The findings stem from research examining donor socialization within Social Venture Partners International, an organization aimed at improving communities by enlisting donors to contribute their time as well as their money. The donors – called “partners” – join local “SVP” affiliates by giving $5,000 or more annually to a pooled fund. Partners also volunteer for the nonprofits they fund and participate in educational and collaborative decision-making activities.
“Becoming a Venture Philanthropist: A Study of the Socialization of Social Venture Partners” was written by Michael Moody, formerly of USC’s School of Policy, Planning, and Development. Among the report’s key findings:
• 70.9 percent of partners said their amount of giving to all causes had increased since joining SVP.
• 68 percent of partners said their amount of volunteering had increased.
• A third of those surveyed said their level of giving and volunteering rose by 50 percent or more.
• More than half of the partners said their levels of giving and volunteering rose by more than 100 percent.
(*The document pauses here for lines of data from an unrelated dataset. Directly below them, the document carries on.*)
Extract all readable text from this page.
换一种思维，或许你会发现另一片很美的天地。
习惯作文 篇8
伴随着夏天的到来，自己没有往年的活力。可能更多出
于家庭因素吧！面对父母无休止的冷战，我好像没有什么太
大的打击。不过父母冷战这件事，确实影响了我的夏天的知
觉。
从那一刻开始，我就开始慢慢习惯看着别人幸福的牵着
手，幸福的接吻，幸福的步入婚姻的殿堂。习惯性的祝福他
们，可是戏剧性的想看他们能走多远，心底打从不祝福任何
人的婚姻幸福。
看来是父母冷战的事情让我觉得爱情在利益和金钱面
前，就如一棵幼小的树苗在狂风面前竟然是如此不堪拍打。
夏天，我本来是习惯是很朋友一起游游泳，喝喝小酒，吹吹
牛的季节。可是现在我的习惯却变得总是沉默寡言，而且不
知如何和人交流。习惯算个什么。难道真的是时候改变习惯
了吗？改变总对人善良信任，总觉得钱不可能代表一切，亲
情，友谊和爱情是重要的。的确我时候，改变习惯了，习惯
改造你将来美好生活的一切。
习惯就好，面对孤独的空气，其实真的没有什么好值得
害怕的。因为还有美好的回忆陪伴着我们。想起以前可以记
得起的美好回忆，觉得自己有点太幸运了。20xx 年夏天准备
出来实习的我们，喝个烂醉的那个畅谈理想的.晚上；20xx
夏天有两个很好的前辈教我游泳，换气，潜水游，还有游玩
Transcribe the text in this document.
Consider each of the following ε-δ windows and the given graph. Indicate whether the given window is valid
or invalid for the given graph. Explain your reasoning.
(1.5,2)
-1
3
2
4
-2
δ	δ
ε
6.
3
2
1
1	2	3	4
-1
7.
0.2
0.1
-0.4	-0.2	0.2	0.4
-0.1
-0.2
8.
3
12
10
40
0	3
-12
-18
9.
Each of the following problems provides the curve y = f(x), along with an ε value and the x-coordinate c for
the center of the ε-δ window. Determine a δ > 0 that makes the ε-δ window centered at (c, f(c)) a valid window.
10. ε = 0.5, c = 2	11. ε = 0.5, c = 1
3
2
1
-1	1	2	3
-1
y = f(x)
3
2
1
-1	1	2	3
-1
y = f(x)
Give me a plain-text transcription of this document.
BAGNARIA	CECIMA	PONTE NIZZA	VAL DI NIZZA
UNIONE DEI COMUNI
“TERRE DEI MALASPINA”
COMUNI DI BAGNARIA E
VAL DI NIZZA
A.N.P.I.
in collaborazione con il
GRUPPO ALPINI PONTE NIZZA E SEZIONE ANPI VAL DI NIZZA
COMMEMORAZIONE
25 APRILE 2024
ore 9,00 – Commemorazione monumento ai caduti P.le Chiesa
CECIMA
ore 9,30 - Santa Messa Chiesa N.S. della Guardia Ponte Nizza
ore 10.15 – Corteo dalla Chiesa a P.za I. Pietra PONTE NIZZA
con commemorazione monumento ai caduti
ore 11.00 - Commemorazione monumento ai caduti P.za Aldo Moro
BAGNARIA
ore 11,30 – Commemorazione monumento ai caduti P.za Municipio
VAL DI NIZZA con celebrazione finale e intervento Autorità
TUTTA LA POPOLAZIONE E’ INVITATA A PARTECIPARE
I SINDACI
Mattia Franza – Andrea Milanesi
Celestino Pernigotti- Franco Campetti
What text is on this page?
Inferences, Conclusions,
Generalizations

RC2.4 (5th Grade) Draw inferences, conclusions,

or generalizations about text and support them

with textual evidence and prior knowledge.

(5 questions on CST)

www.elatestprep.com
Social Venture Partners’ innovative donor education methods have received interest from other nonprofits interested in boosting higher-end donations and increasing donor engagement. However, to date there has been little scholarly work on the processes of “donor socialization,” the processes through which donors learn to give in a particular way and become a part of an organization’s philanthropic culture. This new research project helps to increase our understanding of how new approaches to giving such as Social Venture Partners are facilitating donor education and learning.
The report was based on 175 responses to web-based survey questions that were collected from 14 SVP affiliates in the US and Canada, as well as in-depth interviews with 18 partners and SVP staff. The research was supported by the California Community Foundation Endowed Research Fund for The Center on Philanthropy and Public Policy at USC.